Sampai mereka memberitahu Sekretaris Chandra kalau mereka menemukan seorang wanita yang sudah berumur, mereka pun bicara akan pulang. 

"Tunggu, yang hilang ada wanita berumur 24 kurang lebih. Apakah kamu tidak menemukannya?" tanya Sekretaris Chandra dengan Handy Talky. 

"Kami sudah memencar dan mencari wanita itu. Tapi kami hanya menemukannya. Tunggu di sana, aku akan menjelaskan semuanya," kata orang itu. 

BRAK!

"Sudah aku bilang, mereka tidak becus mencarinya. Argh! Aku menyesal sudah percaya mereka!" Jeno terlihat frustasi sekali. Rambut yang sudah tak membentuk sudah dirinya acak kembali. 

Sekretaris Chandra pun sama. Dia menundukkan kepalanya sambil memijat kening di sekitar alis dan menyembunyikan tangisnya yang berteriak ingin tumpah. 

Mereka yang melamun sangat dalam, menjadi buyar karena suara helikopter yang lebih dari dua itu menghampiri penginapannya. 

Mereka mendarat di taman yang sebesar lapangan bola. Lalu Jeno dan Sekretaris Chandra pun berlari menemui mereka. 

Jeno langsung lari menuju laki-laki bertubuh tinggi seukuran dirinya itu. Dan Jeno pun mencekram kerahnya. Yang dicengkeram tak bisa berbuat apa-apa.

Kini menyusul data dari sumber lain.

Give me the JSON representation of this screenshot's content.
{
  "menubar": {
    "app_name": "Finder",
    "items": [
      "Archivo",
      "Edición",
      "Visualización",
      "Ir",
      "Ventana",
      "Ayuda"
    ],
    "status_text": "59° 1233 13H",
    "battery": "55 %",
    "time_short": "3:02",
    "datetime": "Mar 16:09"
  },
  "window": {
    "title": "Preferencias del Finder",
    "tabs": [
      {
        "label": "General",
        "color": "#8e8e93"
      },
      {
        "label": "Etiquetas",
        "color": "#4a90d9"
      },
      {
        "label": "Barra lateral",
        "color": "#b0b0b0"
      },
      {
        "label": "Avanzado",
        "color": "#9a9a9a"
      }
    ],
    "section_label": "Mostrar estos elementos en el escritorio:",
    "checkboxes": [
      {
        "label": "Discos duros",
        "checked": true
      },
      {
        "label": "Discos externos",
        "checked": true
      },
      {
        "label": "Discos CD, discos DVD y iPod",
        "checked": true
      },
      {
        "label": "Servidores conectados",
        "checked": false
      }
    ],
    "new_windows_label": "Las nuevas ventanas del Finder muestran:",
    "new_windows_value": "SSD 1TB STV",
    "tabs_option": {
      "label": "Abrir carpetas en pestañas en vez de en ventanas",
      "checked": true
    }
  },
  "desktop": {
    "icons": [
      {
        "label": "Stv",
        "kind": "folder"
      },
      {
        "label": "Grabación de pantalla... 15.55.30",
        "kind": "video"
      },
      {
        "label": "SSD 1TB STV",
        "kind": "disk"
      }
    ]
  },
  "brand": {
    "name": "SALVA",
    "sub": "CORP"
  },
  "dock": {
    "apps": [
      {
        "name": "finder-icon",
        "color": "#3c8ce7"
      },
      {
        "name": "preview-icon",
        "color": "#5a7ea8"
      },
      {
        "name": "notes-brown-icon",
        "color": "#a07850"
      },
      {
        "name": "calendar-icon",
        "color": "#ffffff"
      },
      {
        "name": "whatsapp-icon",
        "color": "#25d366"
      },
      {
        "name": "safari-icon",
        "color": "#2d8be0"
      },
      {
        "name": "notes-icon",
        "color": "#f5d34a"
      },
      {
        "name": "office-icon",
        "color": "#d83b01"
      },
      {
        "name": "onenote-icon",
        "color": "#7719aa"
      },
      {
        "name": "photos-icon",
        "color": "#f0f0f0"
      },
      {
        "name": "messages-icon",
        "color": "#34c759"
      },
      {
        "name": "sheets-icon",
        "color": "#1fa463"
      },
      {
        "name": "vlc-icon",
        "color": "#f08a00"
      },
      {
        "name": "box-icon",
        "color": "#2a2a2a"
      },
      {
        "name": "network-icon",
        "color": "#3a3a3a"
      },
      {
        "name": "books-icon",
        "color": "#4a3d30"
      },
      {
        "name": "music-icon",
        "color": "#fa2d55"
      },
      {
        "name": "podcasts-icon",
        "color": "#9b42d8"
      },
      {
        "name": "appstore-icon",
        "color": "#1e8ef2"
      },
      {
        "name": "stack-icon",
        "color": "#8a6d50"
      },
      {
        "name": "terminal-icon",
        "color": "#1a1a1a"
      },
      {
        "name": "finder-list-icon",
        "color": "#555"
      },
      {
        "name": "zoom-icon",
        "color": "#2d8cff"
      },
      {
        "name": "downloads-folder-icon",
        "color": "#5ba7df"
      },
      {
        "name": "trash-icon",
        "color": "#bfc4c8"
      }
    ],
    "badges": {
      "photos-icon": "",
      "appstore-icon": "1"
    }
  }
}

Dia hanya mengangkat tangannya pasrah lalu meminta maaf berkali-kali. 

"Aku sudah bilang! Kamu dan yang lainnya tidak bisa menemukannya! Dasar tidak becus! Tahu begini aku tidak mau percaya padamu!" teriaknya yang membuat siapapun melihatnya tak berani. 

"Cukup, Jeno. Jangan marah di depan Bi Yayu!" teriak Sekretaris Chandra lalu menenangkan Jeno lagi. 

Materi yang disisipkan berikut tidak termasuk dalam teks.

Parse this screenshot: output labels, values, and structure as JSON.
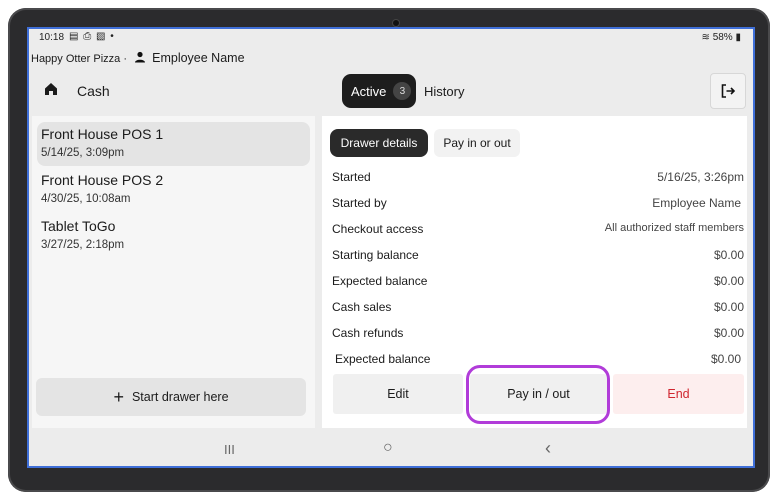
{
  "status_bar": {
    "time": "10:18",
    "notifications": "▤ ⎙ ▧ •",
    "battery": "58%"
  },
  "app": {
    "business_name": "Happy Otter Pizza",
    "separator": "·",
    "employee_name": "Employee Name"
  },
  "header": {
    "title": "Cash",
    "tabs": {
      "active_label": "Active",
      "active_count": "3",
      "history_label": "History"
    }
  },
  "drawers": [
    {
      "name": "Front House POS 1",
      "date": "5/14/25, 3:09pm",
      "selected": true
    },
    {
      "name": "Front House POS 2",
      "date": "4/30/25, 10:08am",
      "selected": false
    },
    {
      "name": "Tablet ToGo",
      "date": "3/27/25, 2:18pm",
      "selected": false
    }
  ],
  "start_drawer_label": "Start drawer here",
  "details": {
    "tabs": {
      "drawer_details": "Drawer details",
      "pay_in_out": "Pay in or out"
    },
    "rows": [
      {
        "label": "Started",
        "value": "5/16/25, 3:26pm"
      },
      {
        "label": "Started by",
        "value": "Employee Name"
      },
      {
        "label": "Checkout access",
        "value": "All authorized staff members"
      },
      {
        "label": "Starting balance",
        "value": "$0.00"
      },
      {
        "label": "Expected balance",
        "value": "$0.00"
      },
      {
        "label": "Cash sales",
        "value": "$0.00"
      },
      {
        "label": "Cash refunds",
        "value": "$0.00"
      },
      {
        "label": "Expected balance",
        "value": "$0.00"
      }
    ]
  },
  "actions": {
    "edit": "Edit",
    "pay_in_out": "Pay in / out",
    "end": "End"
  },
  "nav": {
    "recents": "III",
    "home": "○",
    "back": "‹"
  },
  "colors": {
    "accent_dark": "#1d1d1d",
    "danger": "#d0262f",
    "highlight": "#b13cd9",
    "screen_border": "#3f6fd8"
  }
}
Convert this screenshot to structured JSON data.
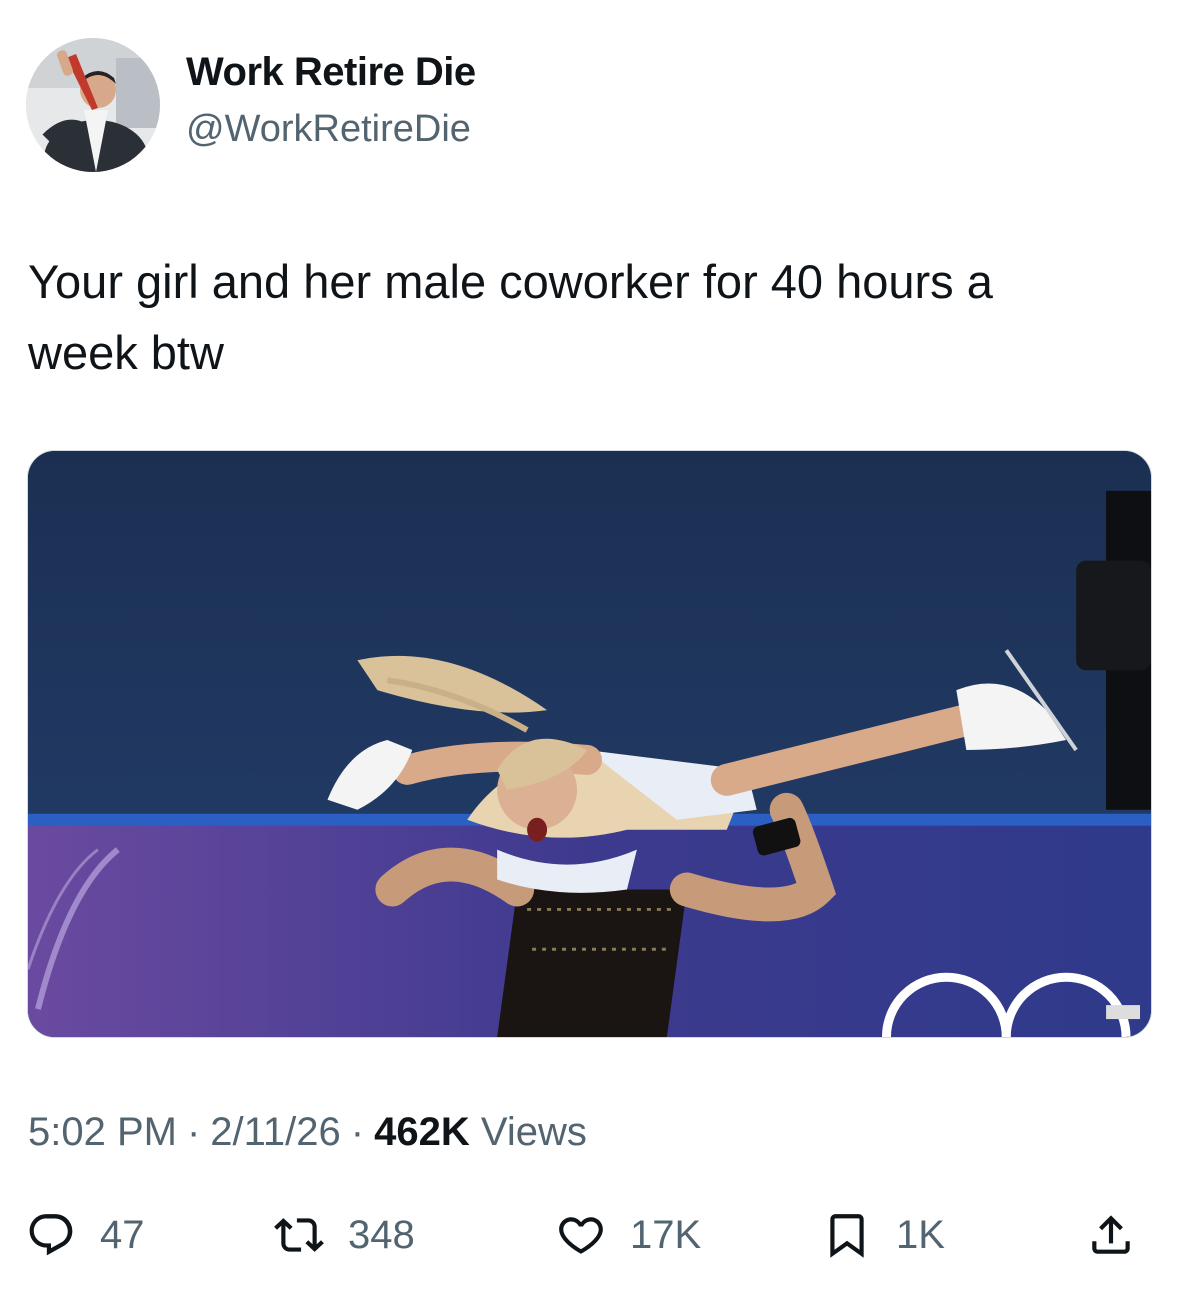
{
  "author": {
    "display_name": "Work Retire Die",
    "handle": "@WorkRetireDie",
    "avatar_icon": "avatar-photo"
  },
  "tweet": {
    "text_line1": "Your girl and her male coworker for 40 hours a",
    "text_line2": "week btw"
  },
  "media": {
    "description_icon": "figure-skating-photo",
    "colors": {
      "background": "#1d3557",
      "board": "#3b3a8a",
      "board_rail": "#2b4fb0"
    }
  },
  "meta": {
    "time": "5:02 PM",
    "date": "2/11/26",
    "views_count": "462K",
    "views_label": "Views",
    "separator": "·"
  },
  "actions": {
    "reply": {
      "icon": "reply-icon",
      "count": "47"
    },
    "retweet": {
      "icon": "retweet-icon",
      "count": "348"
    },
    "like": {
      "icon": "heart-icon",
      "count": "17K"
    },
    "bookmark": {
      "icon": "bookmark-icon",
      "count": "1K"
    },
    "share": {
      "icon": "share-icon"
    }
  },
  "colors": {
    "text_primary": "#0f1419",
    "text_secondary": "#536471",
    "border": "#cfd9de"
  }
}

"Silakan lihat dulu. Apakah ini seseorang yang kamu cari?" tanya orang itu. 

Jeno pun membuka resleting berwarna kuning itu. Setelah melihat wajahnya yang penuh luka. Lebih banyak lagi. Bau yang timbul karena sudah diam lama di sana, membuat yang lain menutup hidungnya kecuali Jeno. Jeno tak berhenti menangis lalu meminta maaf. 

"Sekretaris Chandra, bawalah Bi Yayu pada keluarganya lebih dulu. Berikan mereka kompensasi, walaupun mereka tak menginginkannya. Aku akan berusaha menebus kesalahanku," perintahnya dengan suara yang kecil dan serak. 

Setelah Sekretaris Chandra pulang lebih awal membawa Bi Yayu, Jeno masih di saja karena ingin mendengar penjelasan mereka. 

"Kemudian, ini video yang Anda inginkan," kata orang itu lalu memberikan kamera pada Jeno. 

Jeno menonton video tersebut dengan baik dan cukup tenang. Terkadang, ingatannya kembali saat dirinya berlari. Saat Sabrina membawanya. Tapi setelah melihat itu semua, terdapat para suku Necros yang sedang melakukan ritual. Dengan manusia yang dibuntel jerami di atasnya. Kemudian, Jeno melihat jam tangan yang menggantung di atas papan. 

"Tunggu! Jam tangan ini milik Manda!" kata Jeno kepada mereka, setelah melihat jam tangan yang ada di samping orang yang dibuntel tersebut.